There is a way out for Deepseek and its hypothetically value-driven creators. The model is cheap and good enough that large synthetic datasets will be created from it. By shifting the dial in favour of your own beliefs, or augmenting your model with your own value-driven data, it may be possible to shift the dial against Western values. There are glimmers of this seen in the tweet above which I will re-present.
However, the game is being played continuously, not turn-by-turn. By announcing huge amounts of funding for data centres such as Stargate, the West is aggressively attempting to not only win this race over the values of future LLMs, but remove the need for it. The sheer volume of compute is a hedge against other LLMs and a mitigation strategy against having to use the best data available on the open (geopolitical) market, by way of self improvement and reinforcement learning in a controlled setting. So has cultural victory been achieved? Can other nations untangle the roots that have grown? It will be a huge effort.

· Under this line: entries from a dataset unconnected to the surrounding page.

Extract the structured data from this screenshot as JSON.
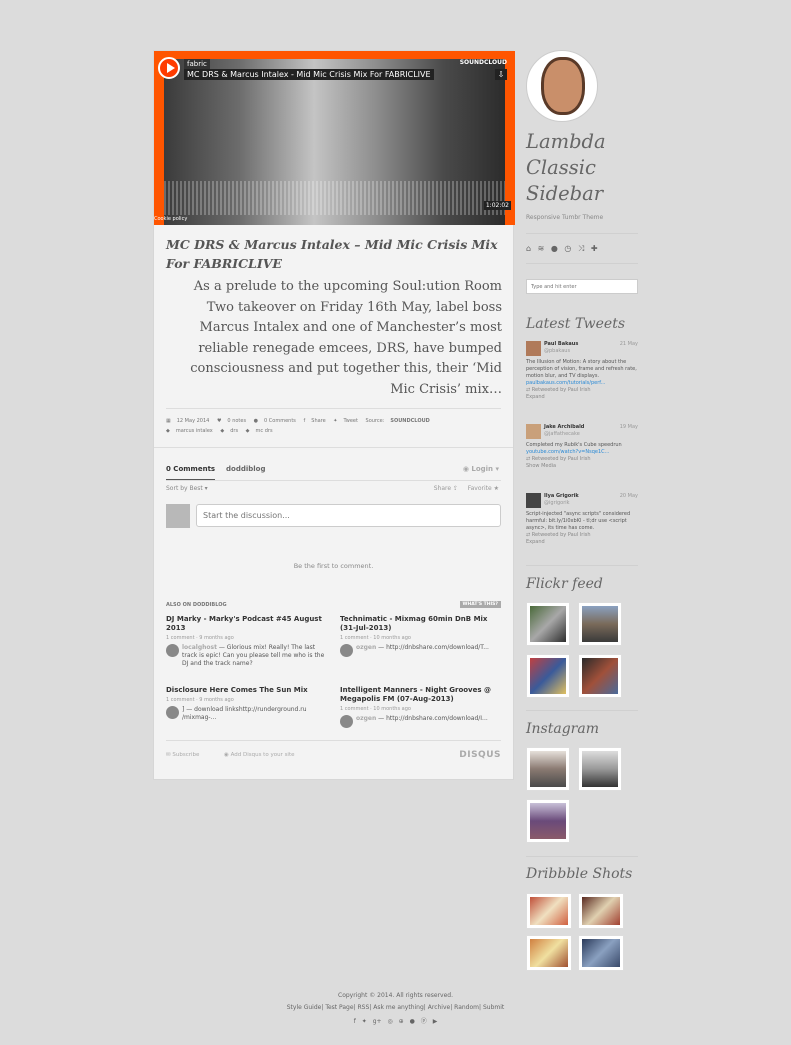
{
  "player": {
    "user": "fabric",
    "title": "MC DRS & Marcus Intalex - Mid Mic Crisis Mix For FABRICLIVE",
    "brand": "SOUNDCLOUD",
    "duration": "1:02:02",
    "cookie": "Cookie policy"
  },
  "post": {
    "title": "MC DRS & Marcus Intalex – Mid Mic Crisis Mix For FABRICLIVE",
    "body": "As a prelude to the upcoming Soul:ution Room Two takeover on Friday 16th May, label boss Marcus Intalex and one of Manchester’s most reliable renegade emcees, DRS, have bumped consciousness and put together this, their ‘Mid Mic Crisis’ mix…",
    "meta": {
      "date": "12 May 2014",
      "notes": "0 notes",
      "comments": "0 Comments",
      "share": "Share",
      "tweet": "Tweet",
      "source_label": "Source:",
      "source": "SOUNDCLOUD"
    },
    "tags": [
      "marcus intalex",
      "drs",
      "mc drs"
    ]
  },
  "disqus": {
    "tab_comments": "0 Comments",
    "tab_blog": "doddiblog",
    "login": "Login",
    "sort": "Sort by Best",
    "share": "Share",
    "favorite": "Favorite",
    "placeholder": "Start the discussion...",
    "first": "Be the first to comment.",
    "also_on": "ALSO ON DODDIBLOG",
    "whats_this": "WHAT'S THIS?",
    "related": [
      {
        "title": "DJ Marky - Marky's Podcast #45 August 2013",
        "count": "1 comment · 9 months ago",
        "user": "localghost",
        "text": "— Glorious mix! Really! The last track is epic! Can you please tell me who is the DJ and the track name?"
      },
      {
        "title": "Technimatic - Mixmag 60min DnB Mix (31-Jul-2013)",
        "count": "1 comment · 10 months ago",
        "user": "ozgen",
        "text": "— http://dnbshare.com/download/T..."
      },
      {
        "title": "Disclosure Here Comes The Sun Mix",
        "count": "1 comment · 9 months ago",
        "user": "",
        "text": "] — download linkshttp://runderground.ru /mixmag-..."
      },
      {
        "title": "Intelligent Manners - Night Grooves @ Megapolis FM (07-Aug-2013)",
        "count": "1 comment · 10 months ago",
        "user": "ozgen",
        "text": "— http://dnbshare.com/download/I..."
      }
    ],
    "subscribe": "Subscribe",
    "add": "Add Disqus to your site",
    "brand": "DISQUS"
  },
  "sidebar": {
    "blog_title": "Lambda Classic Sidebar",
    "subtitle": "Responsive Tumbr Theme",
    "search_placeholder": "Type and hit enter",
    "tweets_heading": "Latest Tweets",
    "tweets": [
      {
        "name": "Paul Bakaus",
        "handle": "@pbakaus",
        "date": "21 May",
        "text": "The Illusion of Motion: A story about the perception of vision, frame and refresh rate, motion blur, and TV displays.",
        "link": "paulbakaus.com/tutorials/perf...",
        "rt": "Retweeted by Paul Irish",
        "action": "Expand"
      },
      {
        "name": "Jake Archibald",
        "handle": "@jaffathecake",
        "date": "19 May",
        "text": "Completed my Rubik's Cube speedrun",
        "link": "youtube.com/watch?v=Nsqe1C...",
        "rt": "Retweeted by Paul Irish",
        "action": "Show Media"
      },
      {
        "name": "Ilya Grigorik",
        "handle": "@igrigorik",
        "date": "20 May",
        "text": "Script-injected \"async scripts\" considered harmful: bit.ly/1i0xbKl - tl;dr use <script async>, its time has come.",
        "link": "",
        "rt": "Retweeted by Paul Irish",
        "action": "Expand"
      }
    ],
    "flickr_heading": "Flickr feed",
    "instagram_heading": "Instagram",
    "dribbble_heading": "Dribbble Shots"
  },
  "footer": {
    "copyright": "Copyright © 2014. All rights reserved.",
    "links": [
      "Style Guide",
      "Test Page",
      "RSS",
      "Ask me anything",
      "Archive",
      "Random",
      "Submit"
    ]
  }
}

APPENDIX - EMPIRE OF SIGNS - ROLAND BARTHES
Recently I read Empire of Signs by Roland Barthes on the recommendation of Sunil Manghani, ahead of a trip to visit a friend in Japan. Barthes describes a fictional Japan, used as a device to counter Western ideologies and values. As follows:
Barthes broadly outlines a vision of Japan, and more generally the East, as a place where the sum of the parts don’t make a whole, but signify the act of the summation itself, the inbetween-ness of the parts. He makes this point by commenting on the writing system (composition of smaller signs), food (which itself exists in divisions that can only be divided further by chopsticks, never violently cut or destroyed), and through the act of giving gifts, wherein the packaging and act of giving a gift outweighs the contents. There is no centre, no answer, no true meaning to life in Barthes’ created world, it exists in the in-between spaces. Barthes describes the act of writing a Haiku like taking a single picture, without any film (or a memory card) in the camera.

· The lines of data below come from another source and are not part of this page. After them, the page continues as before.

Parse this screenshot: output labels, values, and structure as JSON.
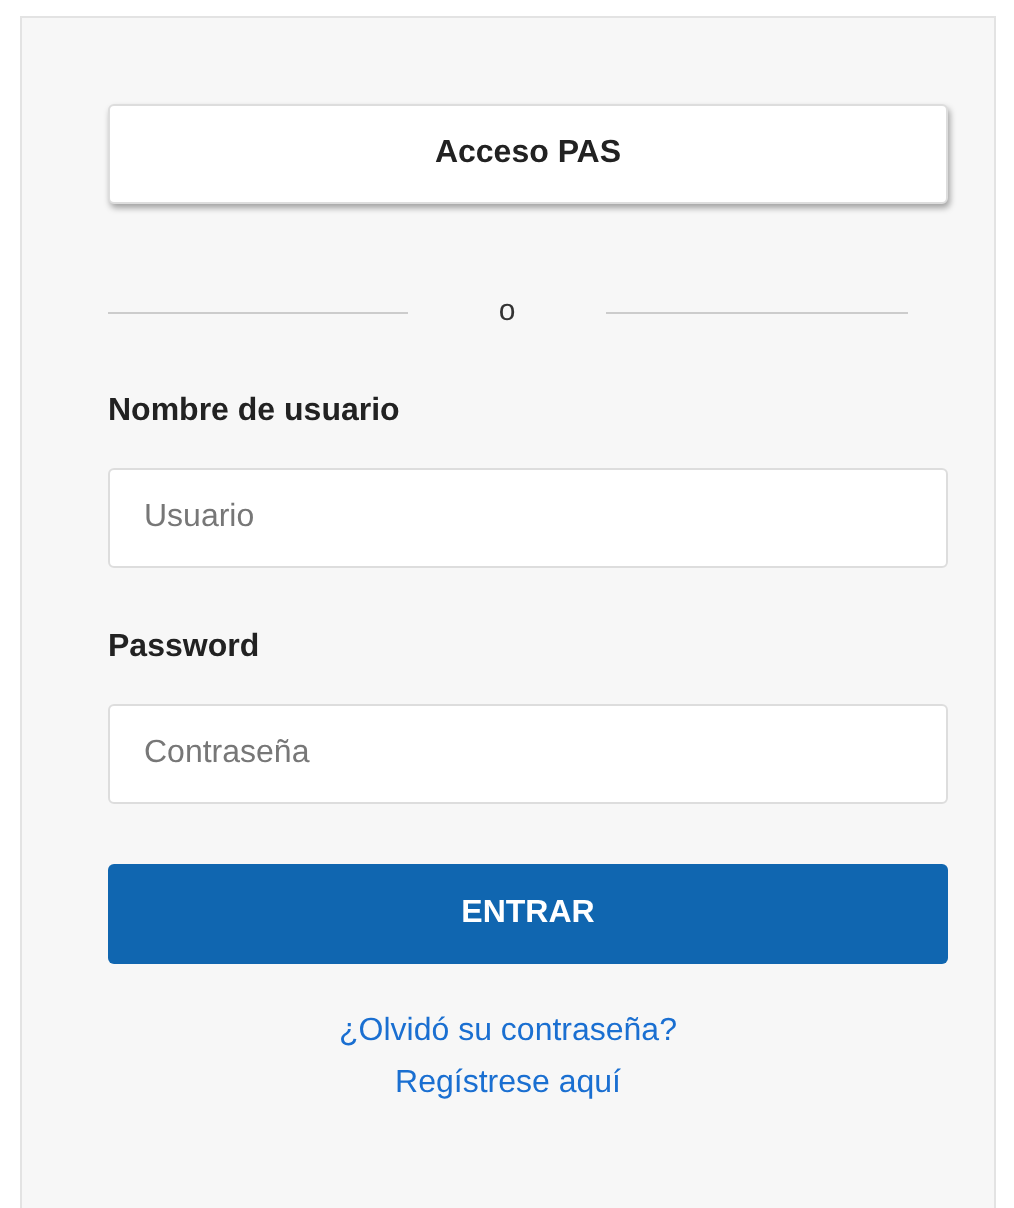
{
  "pas_button": "Acceso PAS",
  "divider": "o",
  "fields": [
    {
      "label": "Nombre de usuario",
      "placeholder": "Usuario"
    },
    {
      "label": "Password",
      "placeholder": "Contraseña"
    }
  ],
  "submit": "ENTRAR",
  "links": [
    "¿Olvidó su contraseña?",
    "Regístrese aquí"
  ]
}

We in the West want to impose a meaning to our models and their outputs, maybe stemming from our core belief of individualism, seeking to look inwards and attempting to assign a meaning or search for a soul. For those in Barthes Japan, the act of using an LLM, or the tokens themselves may have more importance. The instant that language is generated, but not the language itself, the process. I haven’t properly thought about the implications of this, but it leans into the creative process I am sure, and how LLMs can truly contribute outside of finding a creative solution. I’m sure Sunil and myself will discuss further, but speculatively, maybe the solution for the East and those without Western ideologies is to think beyond our established idea of ‘chatting’, implicitly with another being, a thing, a whole. We might not find it interesting or useful, but others might, and that’s OK.